Real Estate Supply and Demand in the South Bay
Supply and demand out of balance, except at the beach
Summer officially starts next week, so let's take another look at how housing inventory is developing around the South Bay.
I provided the first snapshots of current inventory of single-family homes in February, right after the Super Bowl, and at the end of March. You normally expect a pretty steady upswing in both listing and sales activity in spring. One question is how balanced the number of new offerings is against the number of purchases.
Every market now offers more inventory than in early February, but one - Hermosa Beach - actually has fewer listings than in late March. Two of the most solid market regions, Torrance and the Palos Verdes Peninsula, are getting out of balance. Let's take a look at developments, market by market.
Of all the South Bay regions we'll look at, Manhattan Beach and Redondo Beach compare most impressively now to their respective market states in late March. Hermosa seems to be solid, too, making the coastal areas looking to be in good shape as summer approaches. (Ready to hit the sand?)>
With 83 listings, Redondo's got just two more actives now than on March 30, but there's also been a two-thirds rise in the number of pending escrows to 36. This means demand has closely tracked supply so far this spring.
Another way you see that balance is by dividing the number of pending deals by the number of offerings – at 43 percent, Redondo's got the best active/pending ratio in the South Bay right now. Finally, one big new listing has raised the ceiling in Redondo: instead of a $3.9 million property being the priciest, now there's one just short of $7 million.
Manhattan Beach has just seven more listings now than in late March, with 117, while seeing a near-doubling in pending deals to 42. The active/pending ratio is 36 percent, also a well-balanced figure. The town's priciest offering continues to be a $30 million double lot on The Strand.
Hermosa Beach inventory (49) is up by seven from early February, but down by five from late March, the only submarket with fewer single-family homes since that last update.
In late March, I called Torrance "clearly the hottest" market in the area, but I can't say that now in mid-June.
At 227 single-family homes for sale, inventory is up 61 homes since February, and actually up more - by 73, or more than 36 percent - since late March. New escrows have not kept pace. There were seven more pending deals in mid-June than in late March, but the active/pending ratio was down to 40 percent from 51 percent previously. That's still a respectable rate, but not en fuego.
Combine the swelling inventory, slower absorption rate and the other numbers I reported last week on sale prices - with the number of sales down and median sale prices down - and we're starting to see notable weakness in Torrance, which had been a stalwart for a few years running.
Palos Verdes Peninsula
The Hill has seen a second big increase in active inventory, up to 281 single-family homes, compared with 197 in early February. This 42 percent jump in inventory is the biggest in the South Bay.

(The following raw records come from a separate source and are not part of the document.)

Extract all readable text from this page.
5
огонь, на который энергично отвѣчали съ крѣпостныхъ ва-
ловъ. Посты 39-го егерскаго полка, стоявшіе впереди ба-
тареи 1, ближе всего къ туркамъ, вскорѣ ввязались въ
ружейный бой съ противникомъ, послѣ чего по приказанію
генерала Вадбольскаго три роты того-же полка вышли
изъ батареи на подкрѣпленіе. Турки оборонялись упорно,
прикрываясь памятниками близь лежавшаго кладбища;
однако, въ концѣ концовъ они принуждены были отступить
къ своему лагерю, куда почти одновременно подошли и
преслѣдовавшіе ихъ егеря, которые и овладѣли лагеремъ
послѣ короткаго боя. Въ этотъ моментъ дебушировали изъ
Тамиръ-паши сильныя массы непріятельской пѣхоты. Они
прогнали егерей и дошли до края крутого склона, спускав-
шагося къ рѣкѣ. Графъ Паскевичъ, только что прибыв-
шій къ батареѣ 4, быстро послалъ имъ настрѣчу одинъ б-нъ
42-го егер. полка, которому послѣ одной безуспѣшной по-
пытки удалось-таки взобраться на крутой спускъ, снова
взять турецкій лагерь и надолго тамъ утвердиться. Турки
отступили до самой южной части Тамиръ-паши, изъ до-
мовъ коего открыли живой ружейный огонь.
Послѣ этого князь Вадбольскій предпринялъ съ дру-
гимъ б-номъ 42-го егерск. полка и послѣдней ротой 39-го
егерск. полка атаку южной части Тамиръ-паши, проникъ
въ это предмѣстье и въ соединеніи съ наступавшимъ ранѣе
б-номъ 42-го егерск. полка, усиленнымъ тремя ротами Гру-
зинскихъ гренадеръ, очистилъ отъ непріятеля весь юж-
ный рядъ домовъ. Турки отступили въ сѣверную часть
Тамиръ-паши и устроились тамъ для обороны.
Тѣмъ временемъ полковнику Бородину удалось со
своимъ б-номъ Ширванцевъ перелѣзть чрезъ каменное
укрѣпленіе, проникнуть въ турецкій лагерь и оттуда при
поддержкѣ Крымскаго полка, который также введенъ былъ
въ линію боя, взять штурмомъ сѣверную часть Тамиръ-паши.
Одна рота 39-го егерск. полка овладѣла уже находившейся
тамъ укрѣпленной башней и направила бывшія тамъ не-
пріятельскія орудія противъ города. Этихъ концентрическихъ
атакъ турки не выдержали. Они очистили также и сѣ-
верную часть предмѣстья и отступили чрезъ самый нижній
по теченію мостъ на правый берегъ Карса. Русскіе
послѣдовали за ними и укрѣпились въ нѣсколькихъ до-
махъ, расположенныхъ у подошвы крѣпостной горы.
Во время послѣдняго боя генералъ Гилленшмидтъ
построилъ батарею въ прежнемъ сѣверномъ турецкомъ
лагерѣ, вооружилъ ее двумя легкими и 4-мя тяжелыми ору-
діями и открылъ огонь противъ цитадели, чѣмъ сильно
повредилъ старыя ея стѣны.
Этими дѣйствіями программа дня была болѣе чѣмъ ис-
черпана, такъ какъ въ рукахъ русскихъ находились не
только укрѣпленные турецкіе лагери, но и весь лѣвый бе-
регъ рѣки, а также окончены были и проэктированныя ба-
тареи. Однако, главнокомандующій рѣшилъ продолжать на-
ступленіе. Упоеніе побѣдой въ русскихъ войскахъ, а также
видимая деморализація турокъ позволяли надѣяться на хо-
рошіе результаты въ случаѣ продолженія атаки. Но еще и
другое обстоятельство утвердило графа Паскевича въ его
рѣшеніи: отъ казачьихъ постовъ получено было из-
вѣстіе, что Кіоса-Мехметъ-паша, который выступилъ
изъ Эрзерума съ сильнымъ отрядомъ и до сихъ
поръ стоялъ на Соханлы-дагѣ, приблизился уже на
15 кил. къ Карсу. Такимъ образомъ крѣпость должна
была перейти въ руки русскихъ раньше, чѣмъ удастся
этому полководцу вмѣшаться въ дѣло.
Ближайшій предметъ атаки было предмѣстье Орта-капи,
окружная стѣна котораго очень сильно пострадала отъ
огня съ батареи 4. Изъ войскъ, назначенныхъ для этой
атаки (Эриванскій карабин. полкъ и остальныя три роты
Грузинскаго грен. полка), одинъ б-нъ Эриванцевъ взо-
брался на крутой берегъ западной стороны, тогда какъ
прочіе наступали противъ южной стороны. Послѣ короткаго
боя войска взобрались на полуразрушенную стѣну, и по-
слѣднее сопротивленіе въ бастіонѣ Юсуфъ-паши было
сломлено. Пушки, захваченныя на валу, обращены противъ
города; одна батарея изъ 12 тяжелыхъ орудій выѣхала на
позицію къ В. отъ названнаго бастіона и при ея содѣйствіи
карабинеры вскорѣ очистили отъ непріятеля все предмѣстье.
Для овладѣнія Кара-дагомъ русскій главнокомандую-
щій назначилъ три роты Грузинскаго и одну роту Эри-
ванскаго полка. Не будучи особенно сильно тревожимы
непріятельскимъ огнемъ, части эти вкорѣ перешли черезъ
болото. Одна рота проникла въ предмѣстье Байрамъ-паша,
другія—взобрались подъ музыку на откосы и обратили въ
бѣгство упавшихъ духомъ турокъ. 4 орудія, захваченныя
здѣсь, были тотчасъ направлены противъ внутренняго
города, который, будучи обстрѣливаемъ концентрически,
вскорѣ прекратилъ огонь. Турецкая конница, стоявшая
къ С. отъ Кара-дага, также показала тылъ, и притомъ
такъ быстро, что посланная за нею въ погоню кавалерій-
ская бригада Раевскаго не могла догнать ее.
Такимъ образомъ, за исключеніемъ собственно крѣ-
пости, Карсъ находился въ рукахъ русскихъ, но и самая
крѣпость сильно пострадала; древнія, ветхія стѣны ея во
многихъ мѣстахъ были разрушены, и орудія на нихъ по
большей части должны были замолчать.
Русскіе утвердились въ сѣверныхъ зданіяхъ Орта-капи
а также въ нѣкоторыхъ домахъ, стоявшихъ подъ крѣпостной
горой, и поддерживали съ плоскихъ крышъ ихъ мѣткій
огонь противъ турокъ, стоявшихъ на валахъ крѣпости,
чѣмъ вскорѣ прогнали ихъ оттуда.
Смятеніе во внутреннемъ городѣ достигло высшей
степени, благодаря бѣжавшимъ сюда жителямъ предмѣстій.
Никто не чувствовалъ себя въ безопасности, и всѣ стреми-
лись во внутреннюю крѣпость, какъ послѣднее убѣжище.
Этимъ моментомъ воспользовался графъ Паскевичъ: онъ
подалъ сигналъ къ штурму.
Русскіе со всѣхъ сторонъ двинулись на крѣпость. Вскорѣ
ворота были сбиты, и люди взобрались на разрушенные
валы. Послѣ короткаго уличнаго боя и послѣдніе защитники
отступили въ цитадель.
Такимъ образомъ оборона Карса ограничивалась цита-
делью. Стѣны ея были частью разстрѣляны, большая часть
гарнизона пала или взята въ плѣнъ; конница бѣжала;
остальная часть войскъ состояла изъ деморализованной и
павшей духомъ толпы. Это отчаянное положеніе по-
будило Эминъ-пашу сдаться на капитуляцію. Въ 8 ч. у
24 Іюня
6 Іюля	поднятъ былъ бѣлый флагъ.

The share of pending deals was already low in late March, just 20 percent of the total inventory, and it's down now, too, to 17 percent.
As I had to say with Torrance, the Peninsula is looking slower than might be expected of a resilient market. Both of these regions are hinting at apossible slowdown to come, especially when compared with the beaches, where demand has stayed on pace so far this spring.
We'll take another look at region-by-region inventory near Labor Day to see if the beaches have held their own, or if demand has come back in line in the other areas.